As of Friday, the inflation-adjusted yield on 10-year Treasury bonds was negative 0.56 percent. Savers, in other words, want to pay the American government for the privilege of safeguarding their money. For the longest-dated bonds we sell, the 30-year Treasury bond, rates were 0.51 percent. That’s higher than zero, but far below the long-term average economic growth level. A sensible country would be taking advantage of that fact to finance some valuable public undertakings. Alternatively, if we think there’s nothing worth spending money on we could enact a big temporary tax cut aimed at reducing the unemployment rate and boosting the population’s skill level. Prolonged long-term unemployment, after all, has lasting effects that reduce the efficiency of the labor market and make it much harder to grow in the long term.

The first reason problem with Yglesias’s idea is that he thinks we should borrow money. We’ve been borrowing over a trillion dollars a year and the economy is still in the basement. We just had a quarter with negative GDP. If borrowing and spending worked it would have worked by now. As it is, we’re getting a negative return on government spending and the ratings agencies have already downgraded our credit rating once.

Then there’s the finance issue. There’s a yield curve on Treasuries. You can buy Treasuries in durations ranging from short term (1 month, 2 month, etc.) to long term (10 and 30 years). Treasuries with longer durations pay higher interest rates.

Yglesias glosses over that by expressing 10 and 30 year Treasury prices in terms of real interest rates – interest rates minus inflation. While real interest rates are a meaningful number, they also obscure the difference in interest rates. Currently the 10 year pays 2.03% and the 30 year pays 3.18%, or about 50 percent higher. If the yield curve went to infinity, investors would expect returns much, much higher than on the 30 year.

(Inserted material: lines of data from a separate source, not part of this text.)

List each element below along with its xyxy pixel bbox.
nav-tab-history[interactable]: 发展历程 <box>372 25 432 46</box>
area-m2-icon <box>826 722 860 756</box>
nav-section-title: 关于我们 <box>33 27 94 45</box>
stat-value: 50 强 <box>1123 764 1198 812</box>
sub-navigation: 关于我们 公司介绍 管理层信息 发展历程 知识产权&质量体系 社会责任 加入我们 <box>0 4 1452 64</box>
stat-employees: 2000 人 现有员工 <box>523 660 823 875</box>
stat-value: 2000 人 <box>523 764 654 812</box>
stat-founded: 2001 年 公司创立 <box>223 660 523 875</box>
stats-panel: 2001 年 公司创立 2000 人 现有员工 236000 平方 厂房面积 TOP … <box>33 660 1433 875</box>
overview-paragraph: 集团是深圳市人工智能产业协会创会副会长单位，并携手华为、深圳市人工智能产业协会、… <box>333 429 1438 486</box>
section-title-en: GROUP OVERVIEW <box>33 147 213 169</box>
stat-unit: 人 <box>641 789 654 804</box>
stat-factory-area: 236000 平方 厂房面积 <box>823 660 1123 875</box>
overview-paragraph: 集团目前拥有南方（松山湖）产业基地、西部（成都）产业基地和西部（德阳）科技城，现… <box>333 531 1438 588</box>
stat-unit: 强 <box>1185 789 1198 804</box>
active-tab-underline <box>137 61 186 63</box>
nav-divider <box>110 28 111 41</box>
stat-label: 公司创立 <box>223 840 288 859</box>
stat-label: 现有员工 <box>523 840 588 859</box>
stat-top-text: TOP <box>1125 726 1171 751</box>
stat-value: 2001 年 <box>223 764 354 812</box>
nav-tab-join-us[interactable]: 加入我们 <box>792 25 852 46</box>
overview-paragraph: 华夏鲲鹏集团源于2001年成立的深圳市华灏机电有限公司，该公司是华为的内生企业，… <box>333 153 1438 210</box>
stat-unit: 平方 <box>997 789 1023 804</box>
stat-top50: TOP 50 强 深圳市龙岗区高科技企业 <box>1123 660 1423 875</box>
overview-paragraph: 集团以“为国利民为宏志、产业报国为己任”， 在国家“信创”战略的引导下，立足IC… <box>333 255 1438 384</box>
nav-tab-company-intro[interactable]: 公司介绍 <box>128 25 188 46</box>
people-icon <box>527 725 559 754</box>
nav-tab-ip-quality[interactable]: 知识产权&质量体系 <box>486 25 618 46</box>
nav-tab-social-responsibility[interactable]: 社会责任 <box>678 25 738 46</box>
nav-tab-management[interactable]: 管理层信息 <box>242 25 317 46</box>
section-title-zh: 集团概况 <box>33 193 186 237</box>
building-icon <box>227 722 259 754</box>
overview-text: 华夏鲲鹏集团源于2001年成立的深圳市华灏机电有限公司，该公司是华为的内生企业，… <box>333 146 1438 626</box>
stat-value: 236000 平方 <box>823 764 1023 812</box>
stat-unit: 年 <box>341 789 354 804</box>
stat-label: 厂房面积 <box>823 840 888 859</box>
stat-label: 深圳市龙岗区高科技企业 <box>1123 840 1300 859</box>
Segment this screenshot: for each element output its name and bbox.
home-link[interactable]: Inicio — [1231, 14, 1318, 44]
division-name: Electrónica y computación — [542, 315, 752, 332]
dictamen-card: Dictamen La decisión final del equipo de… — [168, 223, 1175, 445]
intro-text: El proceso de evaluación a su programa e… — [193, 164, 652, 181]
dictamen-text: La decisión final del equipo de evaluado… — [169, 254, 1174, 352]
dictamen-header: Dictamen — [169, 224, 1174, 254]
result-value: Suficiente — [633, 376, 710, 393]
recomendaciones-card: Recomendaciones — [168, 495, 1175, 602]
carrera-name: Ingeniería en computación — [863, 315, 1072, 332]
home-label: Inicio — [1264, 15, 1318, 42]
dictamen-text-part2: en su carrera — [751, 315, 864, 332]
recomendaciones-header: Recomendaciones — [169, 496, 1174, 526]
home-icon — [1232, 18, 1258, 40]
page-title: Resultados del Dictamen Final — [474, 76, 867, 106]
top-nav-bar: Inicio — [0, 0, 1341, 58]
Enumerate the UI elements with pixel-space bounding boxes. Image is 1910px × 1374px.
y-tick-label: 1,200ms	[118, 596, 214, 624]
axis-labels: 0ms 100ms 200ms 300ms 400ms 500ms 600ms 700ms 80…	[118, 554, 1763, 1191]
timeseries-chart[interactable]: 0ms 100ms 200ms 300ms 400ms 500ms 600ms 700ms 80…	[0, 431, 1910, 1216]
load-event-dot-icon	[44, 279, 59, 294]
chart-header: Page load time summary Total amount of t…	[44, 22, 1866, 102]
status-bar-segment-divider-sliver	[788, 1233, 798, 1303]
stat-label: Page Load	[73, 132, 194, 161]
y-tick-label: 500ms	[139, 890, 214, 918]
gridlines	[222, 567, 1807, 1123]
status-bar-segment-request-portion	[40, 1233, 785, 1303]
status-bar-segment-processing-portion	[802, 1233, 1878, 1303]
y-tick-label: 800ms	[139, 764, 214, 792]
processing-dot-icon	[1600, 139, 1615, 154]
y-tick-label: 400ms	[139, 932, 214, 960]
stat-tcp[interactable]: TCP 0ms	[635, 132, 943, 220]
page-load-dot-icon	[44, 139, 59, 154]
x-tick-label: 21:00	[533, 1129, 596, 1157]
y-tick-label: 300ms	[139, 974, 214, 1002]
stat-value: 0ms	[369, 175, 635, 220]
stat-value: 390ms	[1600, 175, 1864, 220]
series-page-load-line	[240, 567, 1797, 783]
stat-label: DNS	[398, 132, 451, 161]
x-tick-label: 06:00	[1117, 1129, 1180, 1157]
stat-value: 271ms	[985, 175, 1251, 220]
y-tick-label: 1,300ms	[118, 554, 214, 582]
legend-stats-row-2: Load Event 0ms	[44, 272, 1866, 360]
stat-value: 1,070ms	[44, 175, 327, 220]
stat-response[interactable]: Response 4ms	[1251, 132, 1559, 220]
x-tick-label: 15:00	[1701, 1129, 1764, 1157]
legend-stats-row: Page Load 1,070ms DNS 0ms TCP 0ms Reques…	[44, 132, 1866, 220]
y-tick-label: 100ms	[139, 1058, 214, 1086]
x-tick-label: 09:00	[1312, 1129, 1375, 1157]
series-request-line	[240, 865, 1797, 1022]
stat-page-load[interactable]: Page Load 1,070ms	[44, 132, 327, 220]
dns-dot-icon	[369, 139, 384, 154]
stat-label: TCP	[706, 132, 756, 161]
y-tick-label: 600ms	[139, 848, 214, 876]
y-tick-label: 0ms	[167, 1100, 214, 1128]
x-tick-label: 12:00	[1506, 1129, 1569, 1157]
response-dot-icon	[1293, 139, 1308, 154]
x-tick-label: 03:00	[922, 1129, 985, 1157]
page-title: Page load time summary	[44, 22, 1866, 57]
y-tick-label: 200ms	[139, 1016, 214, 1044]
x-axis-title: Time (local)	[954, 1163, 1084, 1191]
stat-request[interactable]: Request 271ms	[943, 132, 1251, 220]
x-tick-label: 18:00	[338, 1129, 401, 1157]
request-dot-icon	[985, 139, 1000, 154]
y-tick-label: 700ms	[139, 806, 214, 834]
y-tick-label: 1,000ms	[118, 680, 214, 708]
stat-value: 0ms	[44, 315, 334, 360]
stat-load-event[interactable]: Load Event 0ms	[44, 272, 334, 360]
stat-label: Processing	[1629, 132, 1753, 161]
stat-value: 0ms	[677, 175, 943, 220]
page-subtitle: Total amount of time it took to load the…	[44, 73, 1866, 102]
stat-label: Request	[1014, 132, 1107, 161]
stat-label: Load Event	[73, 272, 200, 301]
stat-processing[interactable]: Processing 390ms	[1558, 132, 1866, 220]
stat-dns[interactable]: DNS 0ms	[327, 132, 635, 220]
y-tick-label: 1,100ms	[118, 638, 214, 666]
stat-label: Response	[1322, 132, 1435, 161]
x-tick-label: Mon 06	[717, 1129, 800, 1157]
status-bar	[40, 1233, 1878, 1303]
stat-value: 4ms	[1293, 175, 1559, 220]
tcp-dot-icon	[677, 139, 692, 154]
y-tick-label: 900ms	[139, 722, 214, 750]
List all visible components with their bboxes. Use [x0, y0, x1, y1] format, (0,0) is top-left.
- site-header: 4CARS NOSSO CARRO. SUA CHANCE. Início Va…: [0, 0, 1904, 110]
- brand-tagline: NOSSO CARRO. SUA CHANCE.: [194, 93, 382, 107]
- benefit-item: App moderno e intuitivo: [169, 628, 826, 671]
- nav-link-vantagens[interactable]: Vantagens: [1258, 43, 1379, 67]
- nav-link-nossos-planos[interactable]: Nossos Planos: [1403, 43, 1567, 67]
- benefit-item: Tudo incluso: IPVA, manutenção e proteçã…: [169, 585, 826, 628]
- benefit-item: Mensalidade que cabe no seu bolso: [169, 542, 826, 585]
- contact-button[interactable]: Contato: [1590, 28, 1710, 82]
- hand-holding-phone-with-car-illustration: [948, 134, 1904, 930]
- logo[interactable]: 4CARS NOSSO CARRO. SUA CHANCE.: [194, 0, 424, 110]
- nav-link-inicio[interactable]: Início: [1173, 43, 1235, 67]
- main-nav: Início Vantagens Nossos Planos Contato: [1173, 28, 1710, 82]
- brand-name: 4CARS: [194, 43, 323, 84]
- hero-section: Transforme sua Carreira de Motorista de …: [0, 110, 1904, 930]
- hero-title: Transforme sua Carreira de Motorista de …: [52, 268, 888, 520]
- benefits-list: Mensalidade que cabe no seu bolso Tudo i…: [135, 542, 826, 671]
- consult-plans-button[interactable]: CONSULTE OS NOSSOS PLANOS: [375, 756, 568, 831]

Third, does Yglesias think he’s the first person to notice that yields are at historic lows? Investors are still buying short- and medium duration Treasuries at low interest rates because they’re a safe haven. They’re not enthusiastic about long-dated Treasuries with pitiful returns. In fact, it’s the Federal Reserve buying those long-dated Treasuries as part of Operation Twist to mop up the excess in long-dated Treasuries and drive down interest rates.

Finally, there’s a huge, huge difference that Yglesias overlooks. If investors aren’t getting their original principal back, they will have to charge much, much higher interest rates.

Here’s why. Imagine I borrow $1,000 from you. If I promise to pay back the money in a year you might charge me 5% interest. Within one year you’ll get the original $1,000 principal back plus the $50 in interest. Now imagine I say I’ll never pay back the principal, but will just pay interest perpetually. Under the first plan you’ll get $1,050 from me in 1 year. Under the second plan with interest only it will be 21 years before I repay the same $1,050.

It’s pretty darned obvious that under the second plan you’ll have to charge a lot more vig. Besides the time value of money, you have to factor in the erosion of the real value of payments due to inflation over 21 years. Too, the longer I keep your money the greater the risk I’ll duck out on the payments. The fact that banks don’t offer interest-only loans for the life of the loan (as opposed to a brief introductory period) is a clue that interest-only loans are a bad idea for investors.

A consul-like debt instrument would also incentivize the government to foster inflation, which would make the government’s debt payments easier while diminishing the investor’s real returns.